The Issue

We're moving fast. Our engineering team has a lot to do each sprint and we pride ourselves on meeting every deadline set by our CEOs. This leaves little time to respond to questions from our ops and culinary teams or to help fix the inevitable bugs that pop up during operating hours.

This week we found ourselves with a down day and decided to build a Slackbot to automate responses to some questions we are commonly asked by other teams. In particular, our kitchen and delivery teams use a printer system and web-based CRM (customer relationship management) tool that we built internally. Any issues they experience with these systems could be due to a number of factors: a loose cable, bad wifi, a problematic OS update, a bug we introduced in an update, or a back-end system going down. Our ops team is tremendous and they can troubleshoot most problems, but if the underlying issue is that a service that supports the CRM or printers goes down, how will they know? We have a Slack channel that pipes in notifications from our uptime service, but there is a lot of activity in there as we work on systems throughout the day. Even if a non-developer peeks in and sees that some esoterically named service is down, what does that mean for their operations? We built a Slackbot to help them separate the signal from the noise.

The Bot's Functionality

We wanted v1 of the bot to respond to three question: 1) "Is anything down?" 2) "Is ________ down?" (here, we wanted the team to be able to ask for the status of multiple systems with one query, such as "Is microservice.x, workers.y or microservice.z down?"). 3) Finally, if something is down, enable someone to get details about what the service does by asking "What is workers.y"?

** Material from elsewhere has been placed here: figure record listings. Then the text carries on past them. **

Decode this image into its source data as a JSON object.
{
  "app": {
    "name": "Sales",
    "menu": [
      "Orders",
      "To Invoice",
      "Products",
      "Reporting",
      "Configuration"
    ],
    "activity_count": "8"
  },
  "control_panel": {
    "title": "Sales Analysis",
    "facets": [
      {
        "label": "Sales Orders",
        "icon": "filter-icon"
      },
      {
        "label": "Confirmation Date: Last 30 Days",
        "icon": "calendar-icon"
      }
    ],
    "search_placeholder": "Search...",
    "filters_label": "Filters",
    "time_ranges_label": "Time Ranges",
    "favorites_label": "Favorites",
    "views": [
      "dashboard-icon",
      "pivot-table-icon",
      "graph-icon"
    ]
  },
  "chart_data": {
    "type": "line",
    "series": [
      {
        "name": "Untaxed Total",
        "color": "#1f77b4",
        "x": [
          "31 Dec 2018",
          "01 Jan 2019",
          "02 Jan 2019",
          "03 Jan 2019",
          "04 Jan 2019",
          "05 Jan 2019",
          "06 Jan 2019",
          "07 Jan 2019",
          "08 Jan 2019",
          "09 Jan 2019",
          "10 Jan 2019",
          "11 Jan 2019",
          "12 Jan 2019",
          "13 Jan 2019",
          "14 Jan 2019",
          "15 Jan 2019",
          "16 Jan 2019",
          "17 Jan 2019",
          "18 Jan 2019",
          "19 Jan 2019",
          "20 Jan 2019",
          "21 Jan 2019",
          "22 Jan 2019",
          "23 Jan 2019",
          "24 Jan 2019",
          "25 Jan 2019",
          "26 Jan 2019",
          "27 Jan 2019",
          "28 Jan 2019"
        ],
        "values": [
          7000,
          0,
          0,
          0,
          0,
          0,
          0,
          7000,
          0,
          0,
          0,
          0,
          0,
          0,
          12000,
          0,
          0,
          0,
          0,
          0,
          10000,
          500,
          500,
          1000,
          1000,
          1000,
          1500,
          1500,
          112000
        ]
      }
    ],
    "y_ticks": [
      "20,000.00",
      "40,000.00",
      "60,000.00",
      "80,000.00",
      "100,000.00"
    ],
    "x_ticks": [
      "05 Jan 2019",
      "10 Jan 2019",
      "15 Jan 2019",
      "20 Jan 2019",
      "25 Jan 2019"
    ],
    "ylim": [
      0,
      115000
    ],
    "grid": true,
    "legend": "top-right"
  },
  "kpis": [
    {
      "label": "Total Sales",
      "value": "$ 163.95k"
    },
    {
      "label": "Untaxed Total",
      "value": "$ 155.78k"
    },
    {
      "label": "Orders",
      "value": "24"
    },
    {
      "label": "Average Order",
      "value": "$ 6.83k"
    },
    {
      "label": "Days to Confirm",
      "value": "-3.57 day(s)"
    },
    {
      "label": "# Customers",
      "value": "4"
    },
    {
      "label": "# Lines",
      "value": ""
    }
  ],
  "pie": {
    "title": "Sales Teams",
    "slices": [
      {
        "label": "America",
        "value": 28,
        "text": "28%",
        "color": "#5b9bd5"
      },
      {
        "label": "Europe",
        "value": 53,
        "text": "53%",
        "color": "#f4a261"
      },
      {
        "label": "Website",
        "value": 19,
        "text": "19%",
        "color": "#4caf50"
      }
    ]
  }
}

With each uptime related query the bot would poll our uptime service to check if either a specific service or any service is down, and it would and report back to Slack. For questions on what a service does, it would check a dictionary of descriptions of each service (including the implications of it going down).

Skeleton of a Bot

The first step was to set up an outgoing webhook to our own microservice. For detail on how to do this check out Slack's API docs. There are several configuration options, including the trigger words that will initiate a post to an endpoint. We set ours up to respond to lines that begin with "@bot".

At the other end of the flow, we needed an incoming webhook integration to receive messages from the service that backs our bot. Details on incoming hooks can be found here.

Once you have these endpoints set up, you can build out the core functionality of the bot.

Meat of a Bot: Text Parsing

You can do a lot with bots. The possible functionality is virtually endless. Our first bot makes calls to our uptime service and queries an object with service descriptions. Very useful, but admittedly not earth shattering.

Still, beyond getting our feet wet with Slackbots, this project allowed us to dive into something very important that we will need to become competent in as we continue to add functionality to the bot: natural language text parsing. There are plenty of off the shelf solutions and we will likely incorporate one or many of these in the future, but no off the shelf solution is perfect and we anticipate always needing some amount of custom parsing.

Here is an overview of how our v1 parser handles text coming back from Slack's outgoing webhook:

  1. Sanitize the text. Normalize the text and strip out unnecessary or unwanted elements. For our needs, this meant converting it all to lowercase and stripping out extra whitespace and all punctuation other than periods. You should be able to accomplish this with built-in language functions and regular expressions.

  2. Tokenize the text. Split the remaining input into an array of the individual elements you care about. For us, this was simply splitting on the spaces between each word and adding each word to a tokens array. There are other and more complicated ways of doing this. I can imagine needing to split on whole sentences or individual letters, or storing each token as an object with additional data (eg, {element: 'hello', type: 'word', index: 1}).

  3. Additional cleanup. Once you have your tokens you might need to filter them further. For us, this meant removing unnecessary words (ie, "or" and "and") and cleaning up certain tokens that Slack had treated as hyperlinks and added markup to.

  4. Parse the text for meaning. To do this, you'll have to move through the tokens chunk by chunk. I use the term "chunk" deliberately. When trying to ascertain meaning from the tokens, it probably won't be enough to look at one individually. Rather, you'll have to look at each token in relation to those before and after it. For-loops and recursion do the trick here. For instance, for our "is anything down" check, the parsing loop looks at three consecutive tokens for that pattern. For the query "Is microservice.x, workers.y or microservice.z down?", it recursively scanned the elements for anything resembling a service name until it hit the word "down".

What's to Come

The rest of the team loved and appreciated v1 of the bot, and we really enjoyed building it. The next steps will likely be to add functionality and modularize the architecture. We envision adding additional help desk-like functionality, such as adding a step-by-step guide when someone enters "@bot help the printers are down", or respond to "@bot what did John Smith order for dinner yesterday?".

Additionally, we plan to break the bot into individual services. The main entry point will likely remain the text parsing engine. It will make sense of what is being asked of the bot and unload the query onto a specific sub-service that processes the task and sends a response to Slack.

I hope to update you on version 2 of the bot soon.